Microinsurance which is insurance cover designed for the poor who cannot afford the standard life insurance cover has expanded substantially to close to 8% of the Philippine population. Depending on how much you quantify the poor in the country, further growth is there to be realised.
From BusinessWorld Philippines
September 12, 2012
Microinsurance clients surge
The IC bared a list of industry milestones as it concluded yesterday the Developing Microinsurance Project, a technical assistance program of the Asian Development Bank (ADB)–Japan Fund for Poverty Reduction that ran from 2008 to 2012.
Only 3.1 million Filipinos were protected by microinsurance before 2008, IC Chief Insurance Specialist Reynaldo M. Vergara said during the National Conference on Microinsurance yesterday.
The number has grown sharply to 7.8 million this year, he said, due to the concerted effort of the government, development partners and the private sector to develop microinsurance, low-premium insurance targeted at low-income individuals.
Moreover, prior to 2008, microinsurance products were only offered as an optional benefit for the credit and savings programs of microfinance institutions, he noted.
Now, there are 80 microinsurance products approved by the IC — 54 life and 26 non-life.
The uptake of the private sector has also been immediate, he said. There are now 17 mutual benefit associations and 28 insurance companies — 16 life and 12 non-life — licensed to offer microinsurance products from the “very few” seen before.
There are also 116 licensed microinsurance agents to date, 26 of which are rural banks and 90 are individuals.
Since 2008, with the help of technical assistance from the ADB, Japan and the German Agency for International Cooperation (GIZ), the government has been able to draft a national microinsurance strategy, a comprehensive regulatory framework and a roadmap to financial literacy.
“As a result, the Philippines is now the pioneer and the source of concrete best practices in the world when it comes to microinsurance,” Mr.
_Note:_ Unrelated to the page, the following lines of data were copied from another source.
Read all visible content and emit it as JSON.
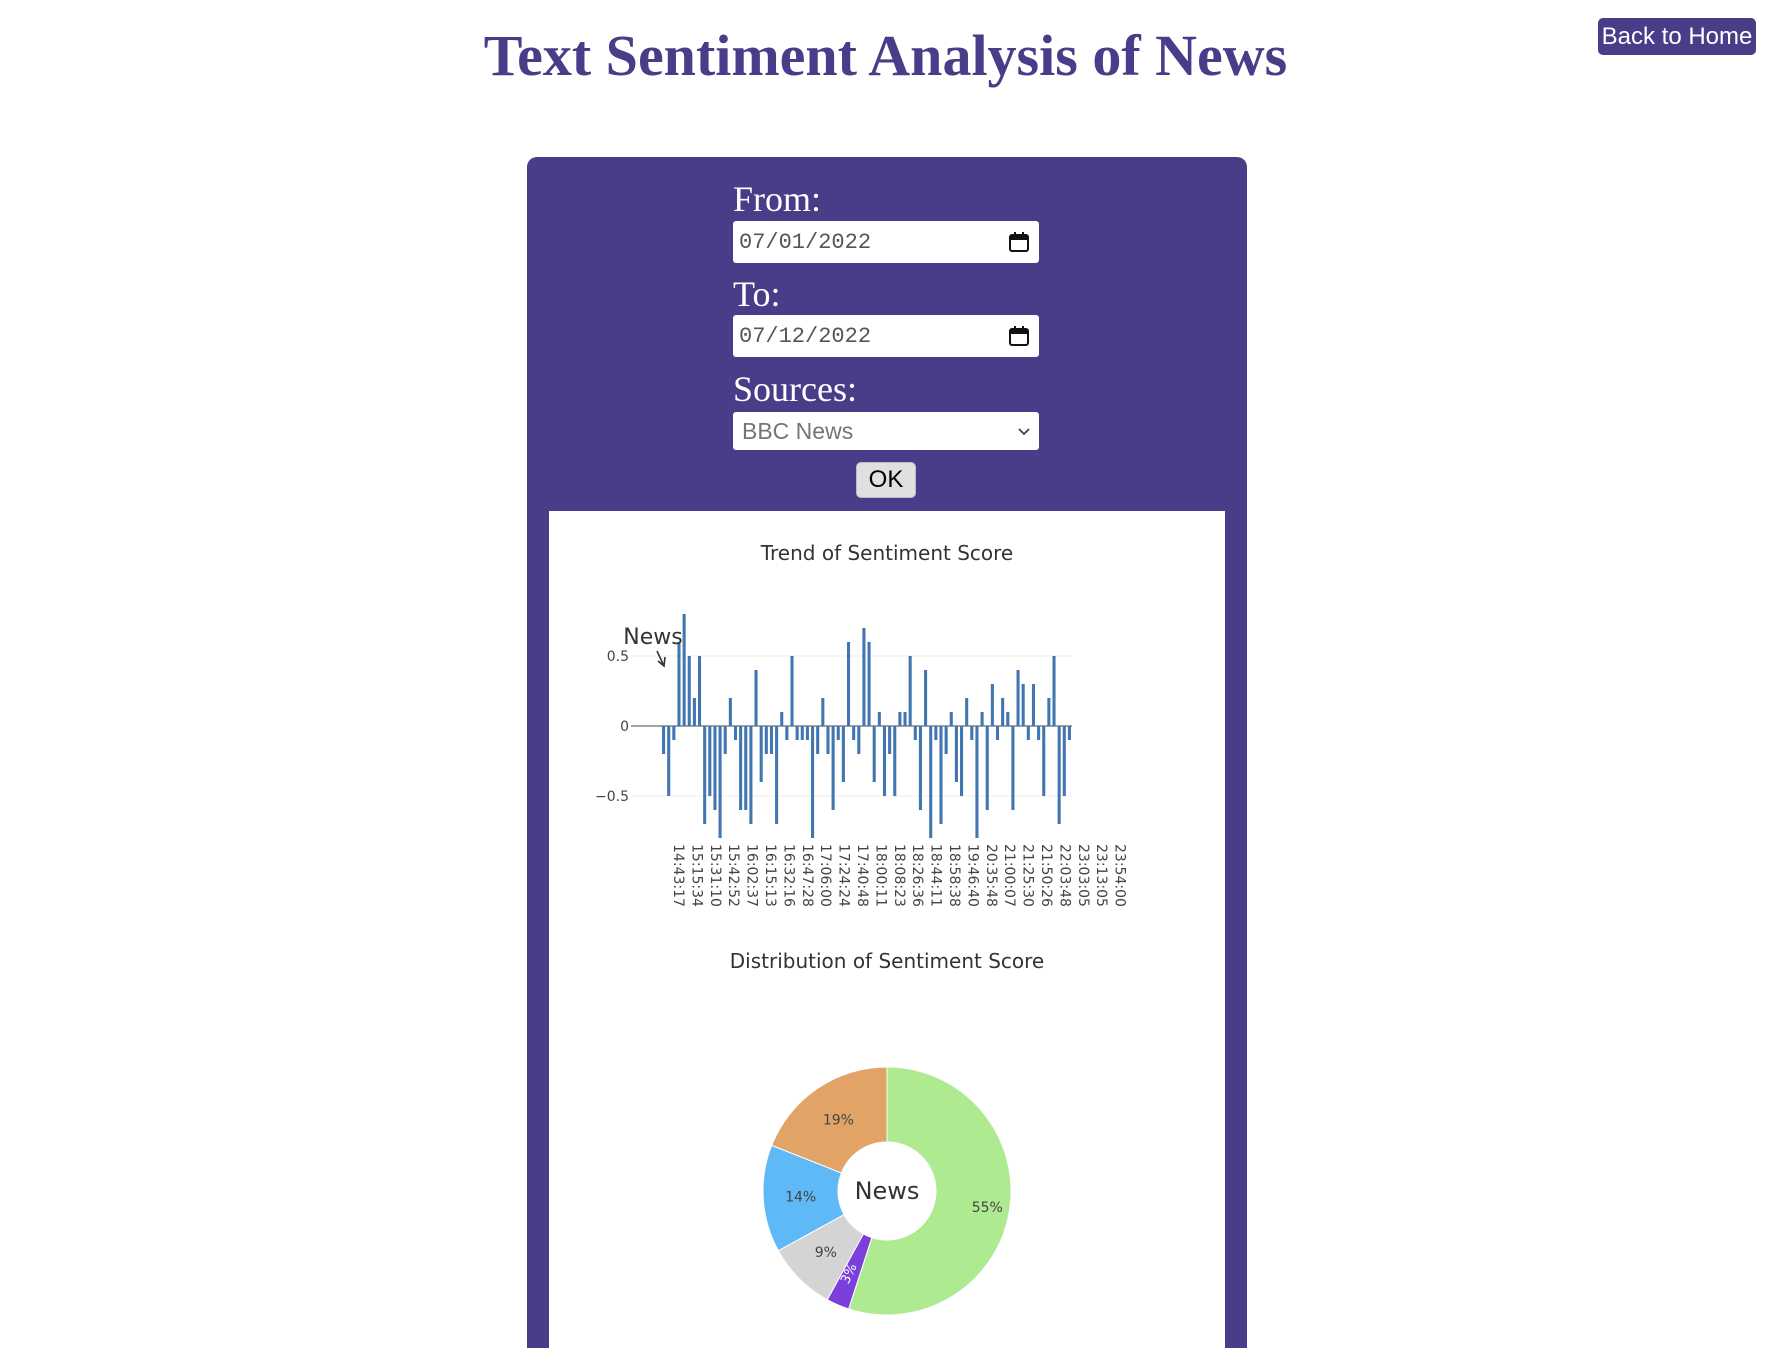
{
  "header": {
    "title": "Text Sentiment Analysis of News",
    "back_label": "Back to Home"
  },
  "form": {
    "from_label": "From:",
    "from_value": "07/01/2022",
    "to_label": "To:",
    "to_value": "07/12/2022",
    "sources_label": "Sources:",
    "sources_value": "BBC News",
    "ok_label": "OK"
  },
  "colors": {
    "brand": "#483d88",
    "bar": "#4276b1",
    "positive": "#aeea90",
    "negative": "#e2a466",
    "neutral_blue": "#5fb9f7",
    "neutral_gray": "#d4d4d4",
    "purple": "#7b3fdb"
  },
  "chart_data": [
    {
      "type": "bar",
      "title": "Trend of Sentiment Score",
      "annotation": "News",
      "yticks": [
        "0.5",
        "0",
        "−0.5"
      ],
      "ylim": [
        -0.8,
        0.8
      ],
      "xticks": [
        "14:43:17",
        "15:15:34",
        "15:31:10",
        "15:42:52",
        "16:02:37",
        "16:15:13",
        "16:32:16",
        "16:47:28",
        "17:06:00",
        "17:24:24",
        "17:40:48",
        "18:00:11",
        "18:08:23",
        "18:26:36",
        "18:44:11",
        "18:58:38",
        "19:46:40",
        "20:35:48",
        "21:00:07",
        "21:25:30",
        "21:50:26",
        "22:03:48",
        "23:03:05",
        "23:13:05",
        "23:54:00"
      ],
      "values": [
        -0.2,
        -0.5,
        -0.1,
        0.6,
        0.8,
        0.5,
        0.2,
        0.5,
        -0.7,
        -0.5,
        -0.6,
        -0.8,
        -0.2,
        0.2,
        -0.1,
        -0.6,
        -0.6,
        -0.7,
        0.4,
        -0.4,
        -0.2,
        -0.2,
        -0.7,
        0.1,
        -0.1,
        0.5,
        -0.1,
        -0.1,
        -0.1,
        -0.8,
        -0.2,
        0.2,
        -0.2,
        -0.6,
        -0.1,
        -0.4,
        0.6,
        -0.1,
        -0.2,
        0.7,
        0.6,
        -0.4,
        0.1,
        -0.5,
        -0.2,
        -0.5,
        0.1,
        0.1,
        0.5,
        -0.1,
        -0.6,
        0.4,
        -0.8,
        -0.1,
        -0.7,
        -0.2,
        0.1,
        -0.4,
        -0.5,
        0.2,
        -0.1,
        -0.8,
        0.1,
        -0.6,
        0.3,
        -0.1,
        0.2,
        0.1,
        -0.6,
        0.4,
        0.3,
        -0.1,
        0.3,
        -0.1,
        -0.5,
        0.2,
        0.5,
        -0.7,
        -0.5,
        -0.1
      ]
    },
    {
      "type": "pie",
      "title": "Distribution of Sentiment Score",
      "center_label": "News",
      "slices": [
        {
          "label": "55%",
          "value": 55,
          "color": "#aeea90"
        },
        {
          "label": "3%",
          "value": 3,
          "color": "#7b3fdb"
        },
        {
          "label": "9%",
          "value": 9,
          "color": "#d4d4d4"
        },
        {
          "label": "14%",
          "value": 14,
          "color": "#5fb9f7"
        },
        {
          "label": "19%",
          "value": 19,
          "color": "#e2a466"
        }
      ]
    }
  ]
}
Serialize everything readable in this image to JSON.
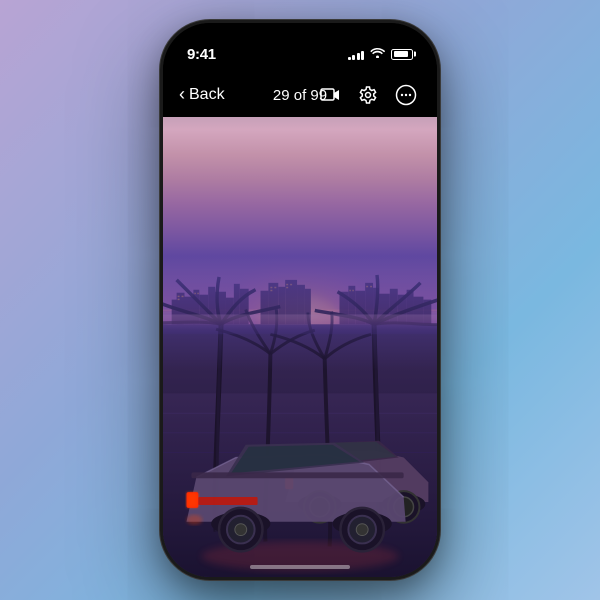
{
  "background": {
    "gradient": "linear-gradient(135deg, #b8a4d4, #8fa8d8, #7ab8e0)"
  },
  "phone": {
    "status_bar": {
      "time": "9:41",
      "signal_label": "signal",
      "wifi_label": "wifi",
      "battery_label": "battery"
    },
    "nav_bar": {
      "back_label": "Back",
      "counter": "29 of 99",
      "action1_label": "slideshow",
      "action2_label": "settings",
      "action3_label": "more"
    },
    "image": {
      "description": "Synthwave retrowave scene with sports car, palm trees, and city skyline at dusk"
    },
    "home_indicator": "home"
  }
}
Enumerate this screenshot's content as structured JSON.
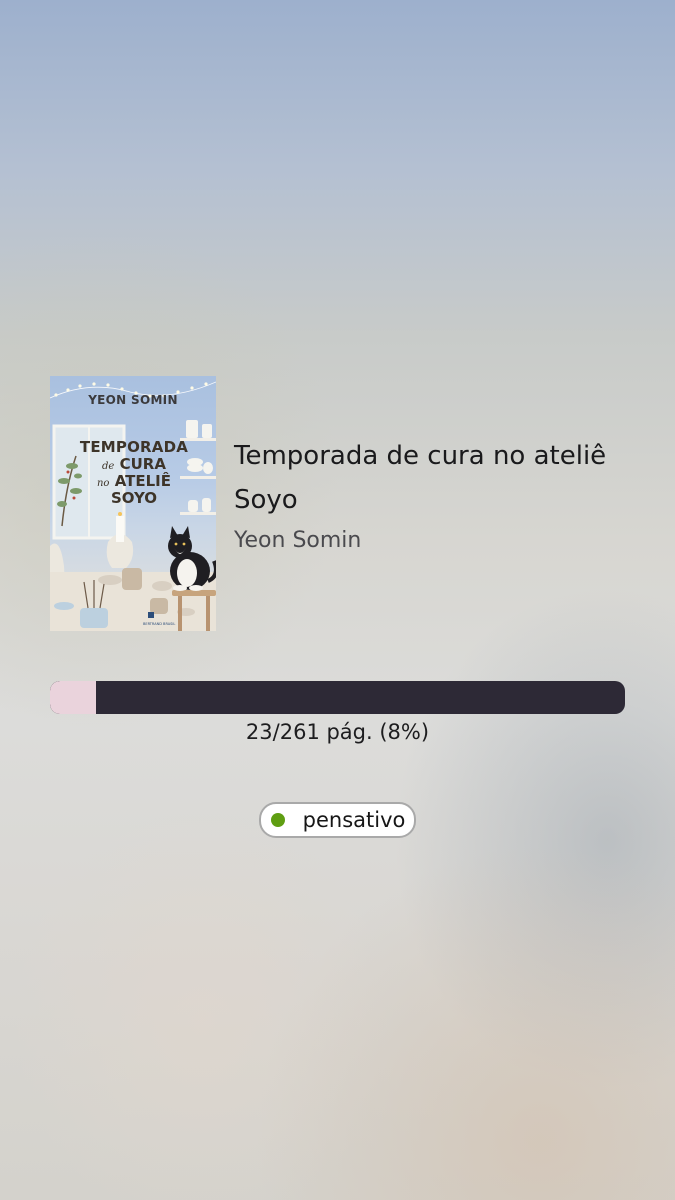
{
  "book": {
    "title": "Temporada de cura no ateliê Soyo",
    "author": "Yeon Somin",
    "cover": {
      "author_text": "YEON SOMIN",
      "title_line1": "TEMPORADA",
      "title_de": "de",
      "title_line2": "CURA",
      "title_no": "no",
      "title_line3": "ATELIÊ",
      "title_line4": "SOYO"
    }
  },
  "progress": {
    "current_page": 23,
    "total_pages": 261,
    "percent": 8,
    "label": "23/261 pág. (8%)",
    "track_color": "#2d2936",
    "fill_color": "#ead3dc"
  },
  "mood": {
    "label": "pensativo",
    "dot_color": "#5f9e12"
  }
}
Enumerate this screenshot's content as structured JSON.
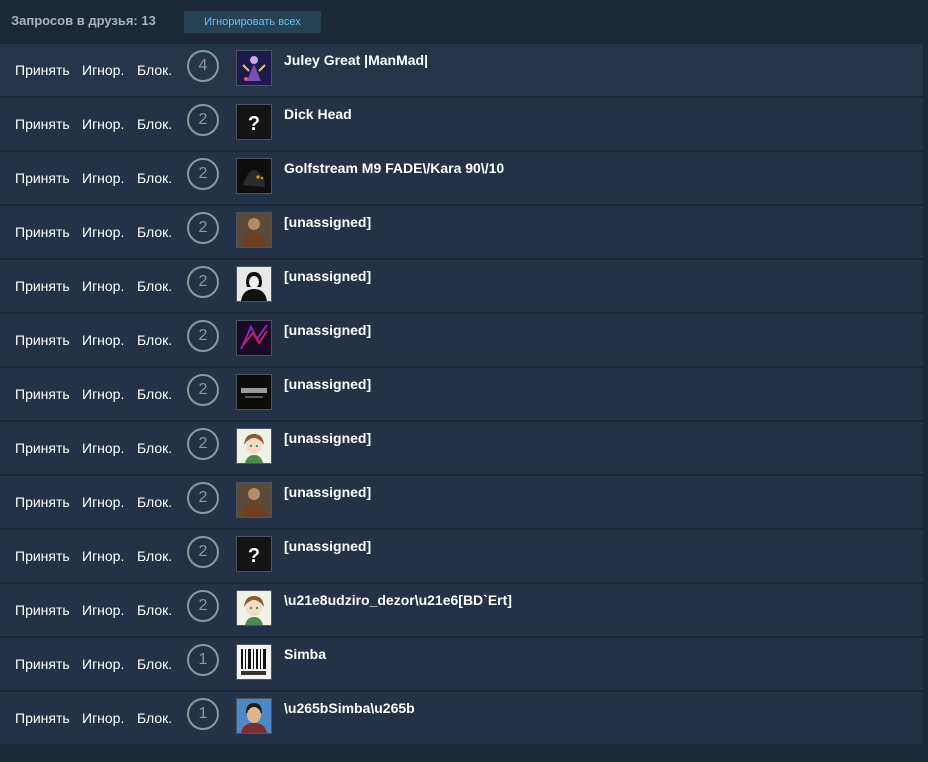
{
  "header": {
    "count_label": "Запросов в друзья: 13",
    "ignore_all_label": "Игнорировать всех"
  },
  "actions": {
    "accept": "Принять",
    "ignore": "Игнор.",
    "block": "Блок."
  },
  "requests": [
    {
      "badge": "4",
      "name": "Juley Great |ManMad|",
      "avatar": "fantasy-figure-icon"
    },
    {
      "badge": "2",
      "name": "Dick Head",
      "avatar": "question-mark-icon"
    },
    {
      "badge": "2",
      "name": "Golfstream M9 FADE\\/Kara 90\\/10",
      "avatar": "dark-creature-icon"
    },
    {
      "badge": "2",
      "name": "[unassigned]",
      "avatar": "person-photo-icon"
    },
    {
      "badge": "2",
      "name": "[unassigned]",
      "avatar": "bw-portrait-icon"
    },
    {
      "badge": "2",
      "name": "[unassigned]",
      "avatar": "envy-logo-icon"
    },
    {
      "badge": "2",
      "name": "[unassigned]",
      "avatar": "squad-logo-icon"
    },
    {
      "badge": "2",
      "name": "[unassigned]",
      "avatar": "anime-character-icon"
    },
    {
      "badge": "2",
      "name": "[unassigned]",
      "avatar": "person-photo-icon"
    },
    {
      "badge": "2",
      "name": "[unassigned]",
      "avatar": "question-mark-icon"
    },
    {
      "badge": "2",
      "name": "\\u21e8udziro_dezor\\u21e6[BD`Ert]",
      "avatar": "anime-character-icon"
    },
    {
      "badge": "1",
      "name": "Simba",
      "avatar": "barcode-logo-icon"
    },
    {
      "badge": "1",
      "name": "\\u265bSimba\\u265b",
      "avatar": "child-photo-icon"
    }
  ]
}
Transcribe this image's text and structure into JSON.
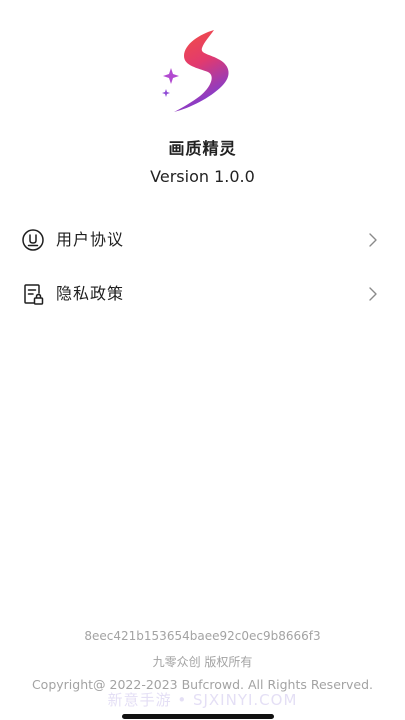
{
  "colors": {
    "background": "#ffffff",
    "text_primary": "#222222",
    "text_muted": "#a3a3a3",
    "logo_gradient_start": "#f5513f",
    "logo_gradient_mid": "#e23a6e",
    "logo_gradient_end": "#7b3cd6",
    "sparkle": "#9b4ad6"
  },
  "app": {
    "logo_icon": "lightning-s-logo-icon",
    "name": "画质精灵",
    "version": "Version 1.0.0"
  },
  "menu": {
    "items": [
      {
        "label": "用户协议",
        "icon": "user-agreement-icon",
        "chevron": "chevron-right-icon"
      },
      {
        "label": "隐私政策",
        "icon": "privacy-policy-icon",
        "chevron": "chevron-right-icon"
      }
    ]
  },
  "footer": {
    "hash": "8eec421b153654baee92c0ec9b8666f3",
    "company": "九零众创 版权所有",
    "copyright": "Copyright@ 2022-2023 Bufcrowd. All Rights Reserved."
  },
  "watermark": {
    "text": "新意手游 • SJXINYI.COM"
  }
}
Vergara said.
“Many countries have microinsurance products and providers but no foundation, which makes it difficult to develop the industry,” he explained.
Despite these early gains, stakeholders pointed out in the conference that there are 23 million Filipinos below the poverty line, and they need to be targeted for microinsurance.
“They remain susceptible to unpredictable incidents such as unemployment, accidents, illnesses and natural disasters. This is where microinsurance could enter as aid in ensuring that inclusive growth penetrates even the bottom layer of the society,” Takahiro Etchu, financial attache of the embassy of Japan, said.
Inclusive growth is growth that reaches the poorest sectors of society.
Kunio Senga, director-general of the ADB Southeast Asia department, added: “Under uncertainty of another global crisis, financial inclusion will enable even poor people to access a wide range of financial services, including credit, savings, insurance… integral to sustain and realize inclusive growth.”
In order to expand microinsurance coverage, GIZ program manager Antonis Malagardis called for the improvement of distribution channels so more people can be reached at less cost.
“Well-developed distribution channels are crucial in bringing microinsurance… to the doorsteps of the low-income people. It will not only make enrollment more efficient for insurance providers but more importantly, it makes the servicing of claims faster,” Mr. Malagardis said.
Some of the conduits that have been eyed are schools, pharmacies and utilities, he explained. Relationships with local communities must also be strengthened so they can be convinced to participate in microinsurance.
Finance Undersecretary Gil S. Beltran also revealed the government is considering imposing a mandatory allocation for microinsurance for insurance companies, similar to the case of India where 10% of premiums must be from microinsurance policies.
This will be similar to the Agri-Agra Reform Credit Act of 2009 which requires banks to set aside at least 25% of their total credit resources for lending to the agriculture and agrarian reform sectors.
Other than this possible quota, the government is not keen to offer subsidies or tax incentives to encourage microinsurance providers, Mr. Beltran said.
“These perks are not efficient. Microinsurance must be mainly private sector-led,” he said.